Having thoroughly reviewed the time entries set forth in Plaintiff's supplemental declaration, the Court finds that the following hourly totals constitute reasonable time for Plaintiff's counsel to have worked on the motion to compel portion of the underlying motion and motion for attorney fees: eight hours for Ms. Eckman, eight hours for Mr. Berg, one hour for Mr. Walsh, and three hours for "K.Green." Multiplying these values by each relevant reasonable hourly rate yields a total lodestar figure of $5,552. The factors set forth in Kerr do not warrant an increase or a further reduction in the lodestar figure. See Kelly, 822 F.3d at 1099; Kerr, 526 F.2d at 70. Therefore, the Court finds this lodestar figure represents a reasonable award of Plaintiff's attorney fees incurred in making its motion to compel and subsequent fee application under Federal Rule of Civil Procedure 37(a)(5)(A).
As Plaintiff's supplemental declaration in support of its motion for attorney fees includes a nine-page spreadsheet with single-spaced entries for Plaintiff's claimed time and fees, the Court need not set forth a line-by-line analysis of Plaintiff's fee request. See Gates v. Deukmejian, 987 F.2d 1392, 1399 (9th Cir. 1992) (collecting cases).

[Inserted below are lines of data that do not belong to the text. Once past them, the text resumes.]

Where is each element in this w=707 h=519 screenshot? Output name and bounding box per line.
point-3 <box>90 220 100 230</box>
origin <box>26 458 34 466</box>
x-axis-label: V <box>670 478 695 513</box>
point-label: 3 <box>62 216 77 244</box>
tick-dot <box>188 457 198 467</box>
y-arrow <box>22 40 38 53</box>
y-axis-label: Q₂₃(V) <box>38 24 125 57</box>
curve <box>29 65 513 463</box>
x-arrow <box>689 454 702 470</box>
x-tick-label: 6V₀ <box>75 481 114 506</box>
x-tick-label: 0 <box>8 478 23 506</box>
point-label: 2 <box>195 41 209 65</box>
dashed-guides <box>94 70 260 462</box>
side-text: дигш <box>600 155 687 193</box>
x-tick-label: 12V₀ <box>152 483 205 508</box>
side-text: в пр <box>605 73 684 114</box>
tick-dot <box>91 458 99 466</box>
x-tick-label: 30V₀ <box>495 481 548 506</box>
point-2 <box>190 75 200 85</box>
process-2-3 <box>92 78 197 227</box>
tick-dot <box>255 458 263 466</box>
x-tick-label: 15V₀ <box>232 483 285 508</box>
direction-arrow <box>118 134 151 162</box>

Notably, Plaintiff's motion to compel and for spoliation sanctions sought sanctions of $5,000 "for [Plaintiff's] fees and costs pursuing accurate and complete discovery responses." (See Dkt. No. 28 at 13.) Plaintiff's request sought fees to "mitigate [Plaintiff's] additional costs associated with" conducting a Rule 30(b)(6) deposition and preparing the motion to compel and for spoliation sanctions. (See id.) As the Court declined to award Plaintiff fees incurred before making its motion to compel but Plaintiff has incurred additional fees in preparing the instant motion for attorney fees, the value of Plaintiff's original fee request supports the reasonableness of the attorney fees now awarded.
III. CONCLUSION
For the foregoing reasons, and pursuant to the Court's prior order (Dkt. No. 39), Plaintiff's motion for attorney fees and costs (Dkt. No. 40) is GRANTED. Defendant is ORDERED to pay Plaintiff's attorney fees in the amount of $5,552 as a sanction pursuant to Rule 37(a)(5)(A).
DATED this 16th day of October 2019.